Putting Hillary Clinton on the ticket for vice president creates a ménage-à-trois. Bill will be the unexpected roommate. Even if a President Obama can discipline Hillary and get her to play second fiddle, there is not the remotest chance that he can get the former president to accept such rules. Even if Bill Clinton wanted to rein in his newly prolific public expressions of rage and frustration, there is doubt that he is any longer capable of doing so.
Hillary, who likely desperately wants to be tapped for vice president, is going about it in exactly the wrong way. She seems to be demanding a kind of coalition government between herself and Obama, a definition of the vice presidency not likely to appeal to the president. It reminds me of 1980 when there were discussions of a ticket with Reagan as the presidential nominee and former President Gerald Ford as the vice president in a coalition government where the VP would have extraordinary powers.
Intended to reassure voters who were panicked by Reagan's "extreme" conservatism, the arrangement never came to fruition, a development which gave us the House of Bush.
Instead of conceding defeat and campaigning for Obama, auditioning for the spot of loyal teammate, Hillary insists on keeping her options open and vies for the spotlight with Obama, exactly what you do not want a vice president to do.
Last night, when Obama went over the top in delegates and could claim the nomination as his, Hillary organized a rally of all of her supporters, directly competing for airtime with the newly minted nominee.
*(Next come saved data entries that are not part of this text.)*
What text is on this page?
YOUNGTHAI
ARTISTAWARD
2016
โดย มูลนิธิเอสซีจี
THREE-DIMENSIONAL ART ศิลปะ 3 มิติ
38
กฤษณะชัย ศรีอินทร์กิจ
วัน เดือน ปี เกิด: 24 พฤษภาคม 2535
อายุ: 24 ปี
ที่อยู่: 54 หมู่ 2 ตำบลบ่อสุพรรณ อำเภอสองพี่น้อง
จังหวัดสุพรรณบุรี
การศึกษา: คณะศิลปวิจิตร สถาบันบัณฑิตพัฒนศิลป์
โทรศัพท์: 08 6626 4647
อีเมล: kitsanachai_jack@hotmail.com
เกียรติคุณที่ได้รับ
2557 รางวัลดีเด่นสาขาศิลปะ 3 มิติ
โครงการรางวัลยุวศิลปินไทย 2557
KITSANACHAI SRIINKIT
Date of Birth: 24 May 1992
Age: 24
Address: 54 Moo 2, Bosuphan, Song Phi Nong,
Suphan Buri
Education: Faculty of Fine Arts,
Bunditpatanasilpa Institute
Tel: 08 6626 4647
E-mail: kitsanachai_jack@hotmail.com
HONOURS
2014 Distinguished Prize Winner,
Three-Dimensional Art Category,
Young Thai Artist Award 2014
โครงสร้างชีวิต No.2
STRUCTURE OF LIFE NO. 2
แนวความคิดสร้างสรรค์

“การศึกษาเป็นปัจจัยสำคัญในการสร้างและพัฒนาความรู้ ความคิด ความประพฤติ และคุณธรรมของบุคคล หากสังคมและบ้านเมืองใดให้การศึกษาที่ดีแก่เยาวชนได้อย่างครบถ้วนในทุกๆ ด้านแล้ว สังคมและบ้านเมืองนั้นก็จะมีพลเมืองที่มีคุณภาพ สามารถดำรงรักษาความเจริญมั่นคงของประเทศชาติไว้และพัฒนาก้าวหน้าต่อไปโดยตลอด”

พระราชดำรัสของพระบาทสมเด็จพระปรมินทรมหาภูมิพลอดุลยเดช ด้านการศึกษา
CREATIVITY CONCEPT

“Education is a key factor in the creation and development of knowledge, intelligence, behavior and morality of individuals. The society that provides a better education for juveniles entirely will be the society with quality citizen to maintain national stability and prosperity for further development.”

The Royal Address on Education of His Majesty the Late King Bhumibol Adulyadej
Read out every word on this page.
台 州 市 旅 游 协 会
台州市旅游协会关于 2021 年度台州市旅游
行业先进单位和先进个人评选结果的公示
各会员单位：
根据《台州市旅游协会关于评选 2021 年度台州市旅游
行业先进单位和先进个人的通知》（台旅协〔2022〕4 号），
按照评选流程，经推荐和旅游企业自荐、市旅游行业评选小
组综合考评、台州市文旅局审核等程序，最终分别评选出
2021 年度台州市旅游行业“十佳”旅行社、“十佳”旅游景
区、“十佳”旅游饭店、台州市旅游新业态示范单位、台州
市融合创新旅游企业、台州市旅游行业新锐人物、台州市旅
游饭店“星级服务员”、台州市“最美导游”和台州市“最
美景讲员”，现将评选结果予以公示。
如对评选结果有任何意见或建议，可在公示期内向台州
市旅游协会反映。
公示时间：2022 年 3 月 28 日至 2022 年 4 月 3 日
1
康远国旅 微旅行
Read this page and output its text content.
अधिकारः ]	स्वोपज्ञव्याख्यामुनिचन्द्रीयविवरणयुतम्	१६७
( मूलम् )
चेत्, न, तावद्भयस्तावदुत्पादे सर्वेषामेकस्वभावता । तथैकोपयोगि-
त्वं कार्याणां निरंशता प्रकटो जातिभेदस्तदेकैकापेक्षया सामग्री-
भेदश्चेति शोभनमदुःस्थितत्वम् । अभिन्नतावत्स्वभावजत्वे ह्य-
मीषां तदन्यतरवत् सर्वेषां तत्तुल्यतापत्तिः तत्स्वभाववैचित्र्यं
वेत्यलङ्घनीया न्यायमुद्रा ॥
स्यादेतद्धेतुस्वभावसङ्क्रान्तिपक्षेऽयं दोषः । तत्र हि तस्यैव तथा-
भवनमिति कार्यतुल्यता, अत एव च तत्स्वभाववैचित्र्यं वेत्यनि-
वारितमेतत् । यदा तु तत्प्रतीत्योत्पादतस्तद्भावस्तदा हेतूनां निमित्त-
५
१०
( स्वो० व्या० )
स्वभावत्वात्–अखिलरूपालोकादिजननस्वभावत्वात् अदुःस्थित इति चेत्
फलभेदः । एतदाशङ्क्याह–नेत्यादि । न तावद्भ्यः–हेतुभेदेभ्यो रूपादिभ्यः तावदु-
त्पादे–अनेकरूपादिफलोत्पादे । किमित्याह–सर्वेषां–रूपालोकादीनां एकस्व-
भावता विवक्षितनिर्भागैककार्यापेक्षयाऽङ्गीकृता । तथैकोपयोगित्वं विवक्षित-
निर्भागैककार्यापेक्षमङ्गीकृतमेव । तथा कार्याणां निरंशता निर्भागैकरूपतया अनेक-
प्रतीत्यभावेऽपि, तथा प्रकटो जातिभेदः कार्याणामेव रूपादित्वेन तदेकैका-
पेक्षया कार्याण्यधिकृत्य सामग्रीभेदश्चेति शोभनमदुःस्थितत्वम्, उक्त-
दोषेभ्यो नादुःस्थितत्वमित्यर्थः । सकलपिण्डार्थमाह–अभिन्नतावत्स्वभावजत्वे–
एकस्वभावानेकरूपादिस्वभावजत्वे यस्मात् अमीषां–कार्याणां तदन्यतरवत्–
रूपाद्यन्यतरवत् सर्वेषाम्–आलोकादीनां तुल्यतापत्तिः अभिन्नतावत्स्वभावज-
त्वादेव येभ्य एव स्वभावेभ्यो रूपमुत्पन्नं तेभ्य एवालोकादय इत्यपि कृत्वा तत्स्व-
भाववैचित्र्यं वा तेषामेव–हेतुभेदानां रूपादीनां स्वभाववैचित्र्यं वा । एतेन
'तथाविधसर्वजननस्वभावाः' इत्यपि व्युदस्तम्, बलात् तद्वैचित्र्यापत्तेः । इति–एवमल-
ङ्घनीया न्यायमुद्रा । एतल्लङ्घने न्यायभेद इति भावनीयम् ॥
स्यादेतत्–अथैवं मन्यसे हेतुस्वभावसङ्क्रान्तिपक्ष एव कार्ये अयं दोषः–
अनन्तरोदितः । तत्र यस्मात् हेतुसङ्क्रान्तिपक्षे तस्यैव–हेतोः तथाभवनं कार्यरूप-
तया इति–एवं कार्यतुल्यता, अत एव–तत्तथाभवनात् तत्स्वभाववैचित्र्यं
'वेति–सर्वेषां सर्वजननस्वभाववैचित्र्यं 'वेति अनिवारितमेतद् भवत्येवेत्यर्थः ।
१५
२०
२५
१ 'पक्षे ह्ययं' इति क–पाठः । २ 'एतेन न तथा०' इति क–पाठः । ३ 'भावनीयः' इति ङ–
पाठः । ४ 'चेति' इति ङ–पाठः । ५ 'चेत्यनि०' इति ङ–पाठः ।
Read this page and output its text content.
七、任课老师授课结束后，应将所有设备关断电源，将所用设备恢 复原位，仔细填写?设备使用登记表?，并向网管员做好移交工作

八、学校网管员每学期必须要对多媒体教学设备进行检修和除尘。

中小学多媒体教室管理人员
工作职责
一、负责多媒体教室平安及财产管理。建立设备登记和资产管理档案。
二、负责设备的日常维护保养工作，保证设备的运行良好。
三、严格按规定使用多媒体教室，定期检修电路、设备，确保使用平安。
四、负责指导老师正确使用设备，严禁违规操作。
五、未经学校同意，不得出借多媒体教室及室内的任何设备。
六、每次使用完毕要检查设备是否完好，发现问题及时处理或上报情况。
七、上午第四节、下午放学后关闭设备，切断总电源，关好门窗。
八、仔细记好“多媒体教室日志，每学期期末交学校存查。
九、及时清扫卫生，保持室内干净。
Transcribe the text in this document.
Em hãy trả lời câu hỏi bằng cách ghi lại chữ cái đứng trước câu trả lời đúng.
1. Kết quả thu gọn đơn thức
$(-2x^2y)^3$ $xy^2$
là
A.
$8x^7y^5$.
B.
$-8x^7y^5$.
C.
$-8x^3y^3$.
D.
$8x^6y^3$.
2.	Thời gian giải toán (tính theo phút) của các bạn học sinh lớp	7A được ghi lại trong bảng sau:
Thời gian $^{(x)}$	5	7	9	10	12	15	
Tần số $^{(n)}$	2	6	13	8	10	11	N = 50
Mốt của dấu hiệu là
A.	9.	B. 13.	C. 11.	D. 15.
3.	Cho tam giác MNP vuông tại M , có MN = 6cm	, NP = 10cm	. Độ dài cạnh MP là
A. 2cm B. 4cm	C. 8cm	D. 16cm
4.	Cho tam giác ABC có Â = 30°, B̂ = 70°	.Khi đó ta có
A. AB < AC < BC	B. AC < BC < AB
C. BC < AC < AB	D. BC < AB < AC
Adding Hillary to the ticket would not bring Obama a single vote (except possibly for Bill's). Her supporters are divided into two distinct categories. The original Clintonistas were strong Democrats, party faithful, pro-choice, middle-aged and up, largely female and all white. But Hillary's recent backers have been downscale whites of both genders who were turned off by Obama's pastor, wife and other associates and were afraid he might be a Muslim in disguise. Unhappy about voting for a woman, they never really liked Hillary but turned to her when the alternative was Obama.
If Hillary had won the Democratic nomination, these latent backers of Hillary in the primaries might still have voted for McCain in the general. Their support of Hillary is purely linked to her opposition to Obama. Were she to join the ticket, they would vote for McCain anyway. After all, Obama will still be black and the Rev. Wright will still be nuts.
But adding Hillary to the ticket brings, along with her, Bill.
The public Bill Clinton has morphed over the past few months from a statesman and philanthropist to a petulant, angry, cursing, spoiled narcissist, accusing everyone of being sleazy and biased and in so doing fashioning himself as a foil for Obama. This unattractive image is not the right one for the bottom of a ticket in a presidential race. And make no mistake, Bill comes along with Hillary.
But the more serious problem is the public record that Todd Purdum, an excellent journalist, laid out in his Vanity Fair piece. Bill's relationships with billionaires, his pursuit of financial gain, his alliance with the emir of Dubai, and his acceptance of speaking fees and income from some of the least savory of types is not what you need to carry around with you in a presidential race. To put Hillary on the ticket is to confront nagging questions about donors to the Clinton Library and Bill's refusal to release them. It would be to inherit a load of baggage that Obama does not need as he tries to position himself as the candidate of change, antithetical to the corrupt and corrupting ways of Washington.
On her own, Hillary would be no bargain as vice president. She would never accept direction and never sublimate her ambition or agenda to Obama's. But with Bill in tow, her candidacy becomes even more fraught with peril should Obama be inclined to bow to pressure and put her on the ticket.